Dopo aver vinto l’oscar del teatro europeo e registrato un grande successo di pubblico e critica in tutto il mondo con "La Merda" (dall’Europa al Sud America, dall’Australia al Nord America) Cristian Ceresoli presenta una sua nuova scrittura intitolata Fashion Macht Frei, ancora in fase di lavorazione e allestita in forma di reading (di lettura) per il Teatro del Loto.

Oltre a rinnovarsi la collaborazione con Silvia Gallerano, osannata interprete de "La Merda" nella produzione originale in Italiano e Inglese, in questa nuova scrittura viene coinvolto Stefano Cenci, interprete stralunato e potente, mentre la regia è affidata alla delicatezza e sensibilità di Simon Boberg, regista danese di fama
internazionale già direttore della produzione teatrale e televisiva di Lort (La Merda) in Danimarca.

Una coproduzione internazionale che vedrà in allestimento contemporanee la produzione con un cast italiano e un cast danese. Una nuova scrittura in cui il destino di una sorella e di un fratello, appena più che bambini, si intreccia con quello di una nuova efficacissima forma di allegro totalitarismo.
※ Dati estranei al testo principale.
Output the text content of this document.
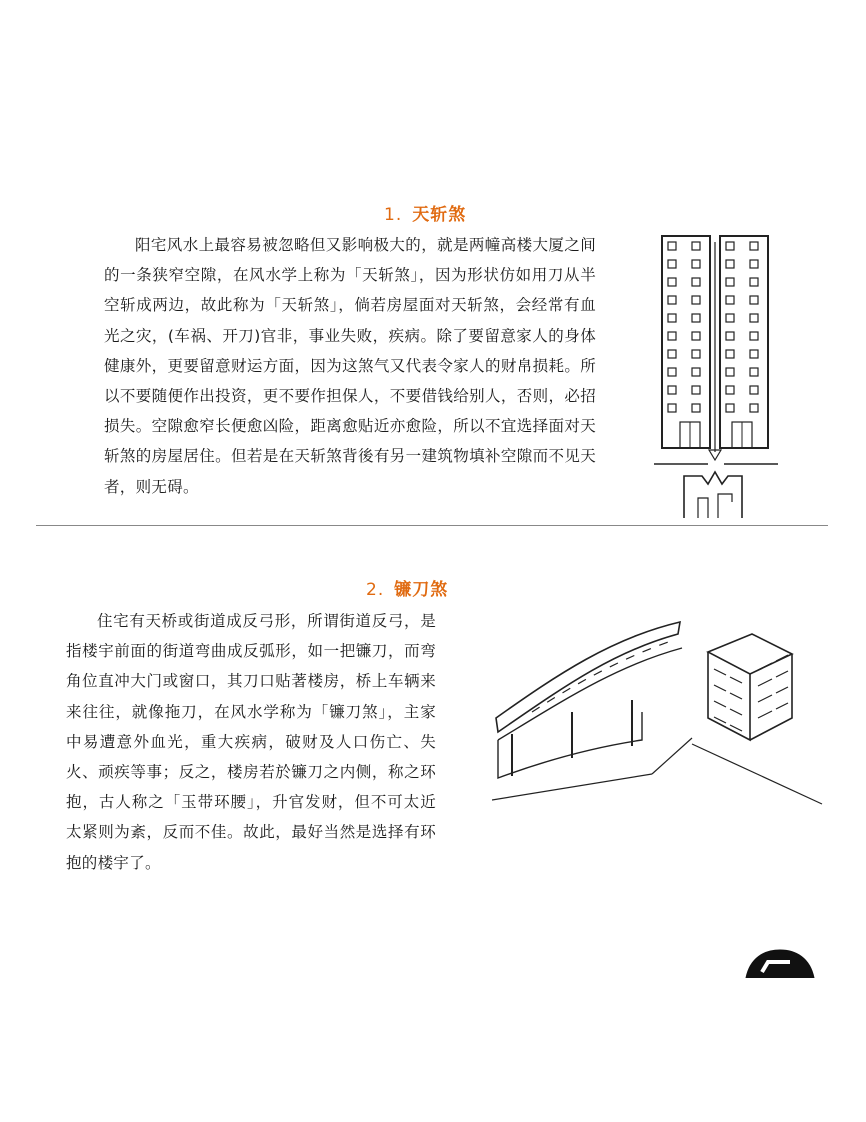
1. 天斩煞

阳宅风水上最容易被忽略但又影响极大的，就是两幢高楼大厦之间的一条狭窄空隙，在风水学上称为「天斩煞」，因为形状仿如用刀从半空斩成两边，故此称为「天斩煞」，倘若房屋面对天斩煞，会经常有血光之灾，(车祸、开刀)官非，事业失败，疾病。除了要留意家人的身体健康外，更要留意财运方面，因为这煞气又代表令家人的财帛损耗。所以不要随便作出投资，更不要作担保人，不要借钱给别人，否则，必招损失。空隙愈窄长便愈凶险，距离愈贴近亦愈险，所以不宜选择面对天斩煞的房屋居住。但若是在天斩煞背後有另一建筑物填补空隙而不见天者，则无碍。

2. 镰刀煞

住宅有天桥或街道成反弓形，所谓街道反弓，是指楼宇前面的街道弯曲成反弧形，如一把镰刀，而弯角位直冲大门或窗口，其刀口贴著楼房，桥上车辆来来往往，就像拖刀，在风水学称为「镰刀煞」，主家中易遭意外血光，重大疾病，破财及人口伤亡、失火、顽疾等事；反之，楼房若於镰刀之内侧，称之环抱，古人称之「玉带环腰」，升官发财，但不可太近太紧则为紊，反而不佳。故此，最好当然是选择有环抱的楼宇了。
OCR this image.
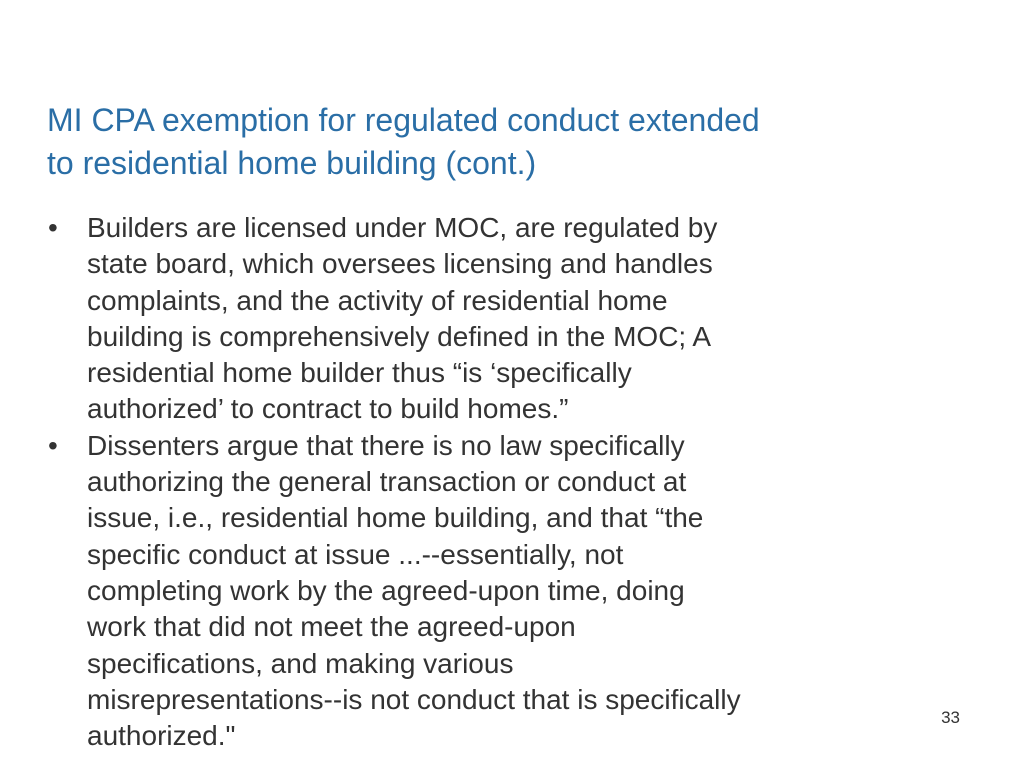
MI CPA exemption for regulated conduct extended
to residential home building (cont.)
• Builders are licensed under MOC, are regulated by
state board, which oversees licensing and handles
complaints, and the activity of residential home
building is comprehensively defined in the MOC; A
residential home builder thus “is ‘specifically
authorized’ to contract to build homes.”
• Dissenters argue that there is no law specifically
authorizing the general transaction or conduct at
issue, i.e., residential home building, and that “the
specific conduct at issue ...--essentially, not
completing work by the agreed-upon time, doing
work that did not meet the agreed-upon
specifications, and making various
misrepresentations--is not conduct that is specifically
authorized."
33
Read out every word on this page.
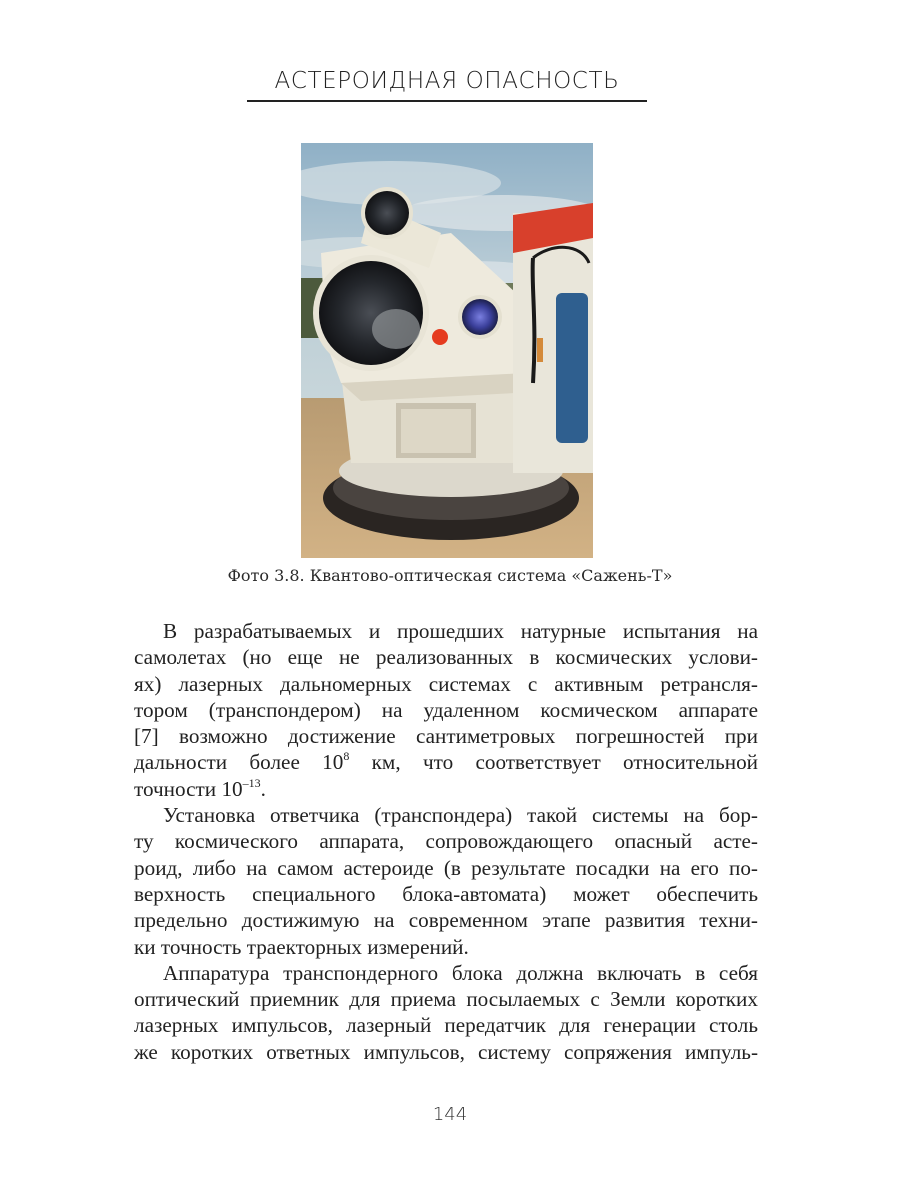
АСТЕРОИДНАЯ ОПАСНОСТЬ
Фото 3.8. Квантово-оптическая система «Сажень-Т»
В разрабатываемых и прошедших натурные испытания на
самолетах (но еще не реализованных в космических услови-
ях) лазерных дальномерных системах с активным ретрансля-
тором (транспондером) на удаленном космическом аппарате
[7] возможно достижение сантиметровых погрешностей при
дальности более $10^8$ км, что соответствует относительной
точности $10^{-13}$.
Установка ответчика (транспондера) такой системы на бор-
ту космического аппарата, сопровождающего опасный асте-
роид, либо на самом астероиде (в результате посадки на его по-
верхность специального блока-автомата) может обеспечить
предельно достижимую на современном этапе развития техни-
ки точность траекторных измерений.
Аппаратура транспондерного блока должна включать в себя
оптический приемник для приема посылаемых с Земли коротких
лазерных импульсов, лазерный передатчик для генерации столь
же коротких ответных импульсов, систему сопряжения импуль-
144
La storia di una città in cui avvengono divertentissime deportazioni di massa, in un futuro appena prossimo. Una storia dettata dal travolgente ritmo di un happy hour quotidiano e ininterrotto, in un delirante rinnovamento della lingua, attraversata da umanità che gode della vita, veste ghepardato e è disposta a tutto per difendere la propria eleganza.

Un poema di tendenza dove i corpi della pubblicità si manifestano martellanti e ossessivi, fino a coincidere coi nostri corpi, in un possibile futuro in cui si afferma il più colorato dei fascismi.